Règle n°3 : ne pas avoir besoin de cet argent à court terme

Si vous devez retirer votre argent avant l’échéance annoncé, vous ne profitez plus des mécanismes annoncés, et vous risquez donc d’essuyer une perte importante. Bonne nouvelle : les produits structurés prévoient de plus en plus une formule de remboursement anticipé, si l’objectif financier est atteint à court terme, au bout de 2, 4, 6 ans... L’Autorité des marchés financiers (AMF), qui vient de publier une étude sur les produits structurés, a constaté une « généralisation » de cette « option de remboursement anticipée » depuis 2016. Ces fonds nouvelle génération sont baptisés « autocall ».

Fonds « autocall » : quel avantage ?

Le fonds « autocall » renvoie à « automatiquement remboursable » : avec cette catégorie de produit structuré, vous pouvez profiter d’une fenêtre de sortie tous les 1 ou 2 ans, si l’indice a progressé plus fortement que prévu dans le contrat. Vous gagnez donc vos coupons promis pour les premières années de détention, et vous retrouvez votre mise immédiatement.

Règle n°4 : ne pas mettre toute son épargne

« Dans un contexte de taux proches de zéro, on considère que les produits structurés peuvent avoir toute leur place dans une bonne allocation de son épargne, aux côtés du fonds euros assurance vie, de la pierre papier, des actions… », argumente Laurent Monet, de BNP Paribas. « Mettre 10% à 15% de son épargne sur ce type de fonds peut être envisageable pour des épargnants avec un niveau d’avoirs suffisant au-delà de l’épargne de précaution, et qui ont une bonne compréhension de ces produits. » Laurent Monet constate par ailleurs de la majeure partie de la collecte des produits structurés se fait via l’assurance vie, à hauteur de « 80% voire 90% ».

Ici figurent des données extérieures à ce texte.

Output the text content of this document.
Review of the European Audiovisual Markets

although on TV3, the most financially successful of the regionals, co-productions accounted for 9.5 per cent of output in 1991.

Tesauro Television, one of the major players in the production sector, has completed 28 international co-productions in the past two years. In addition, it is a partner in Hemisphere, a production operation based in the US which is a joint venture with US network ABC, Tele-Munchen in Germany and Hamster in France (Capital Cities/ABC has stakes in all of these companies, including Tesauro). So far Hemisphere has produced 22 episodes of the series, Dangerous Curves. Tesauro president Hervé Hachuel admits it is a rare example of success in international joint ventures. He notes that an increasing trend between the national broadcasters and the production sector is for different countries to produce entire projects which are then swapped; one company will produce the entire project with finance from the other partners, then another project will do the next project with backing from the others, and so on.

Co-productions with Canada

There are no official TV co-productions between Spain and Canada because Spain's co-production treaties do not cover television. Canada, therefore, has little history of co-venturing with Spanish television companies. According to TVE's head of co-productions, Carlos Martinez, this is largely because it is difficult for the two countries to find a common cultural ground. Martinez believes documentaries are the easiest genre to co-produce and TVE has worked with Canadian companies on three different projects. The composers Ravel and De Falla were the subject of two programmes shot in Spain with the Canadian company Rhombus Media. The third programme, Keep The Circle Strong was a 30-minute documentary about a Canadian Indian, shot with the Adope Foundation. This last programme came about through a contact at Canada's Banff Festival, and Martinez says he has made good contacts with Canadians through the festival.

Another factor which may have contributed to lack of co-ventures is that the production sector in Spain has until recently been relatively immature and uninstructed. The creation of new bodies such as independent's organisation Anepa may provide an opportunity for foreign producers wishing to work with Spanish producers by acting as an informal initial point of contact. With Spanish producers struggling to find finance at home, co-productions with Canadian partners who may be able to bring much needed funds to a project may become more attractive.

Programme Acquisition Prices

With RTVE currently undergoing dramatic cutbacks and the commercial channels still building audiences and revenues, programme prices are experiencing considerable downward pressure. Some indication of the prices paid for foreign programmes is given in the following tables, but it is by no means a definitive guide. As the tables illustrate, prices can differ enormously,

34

François Carlier, de la CLCV, identifie les fonds structurés comme de purs produits de « diversification du patrimoine » : « Il faut déjà disposer d’une certaine épargne ! Si vous avez 15 000 euros d’avoirs financiers, vous n’êtes pas concerné ! » Car vous pouvez perdre une partie de votre mise, et vous ne savez pas précisément quand vous pourrez récupérer cet argent.

Règle n°5 : ne pas espérer faire mieux que l’indice boursier

La plupart de ces fonds à promesse prévoient un plafonnement des gains. Autrement dit, si l’indice boursier fait mieux que les 4% annuels promis pendant 8 ans… alors vous gagnez uniquement l’équivalent de 4% annuels pendant 8 ans ! Et vous ne touchez pas non plus les dividendes des actions composant l’indice donné. « Ces produits apparaissent comme relativement peu performants, comparés à des investissements boursiers traditionnels (investissement en actions ou obligations) », constate ainsi l’AMF dans son étude. François Carlier, de la CLCV, ne voit pas les produits structurés d’un si mauvais œil : « Je dresserais un tableau moyen, avec des imperfections. Tant que la bourse progresse, comme c’est le cas depuis plusieurs années, tout va bien. En revanche, en cas de retournement… »

Bref : un compromis pour obtenir un peu de rendement en cette période de taux bas… à condition d’être conscient du risque, et de ne pas être noyé en se plongeant dans la brochure.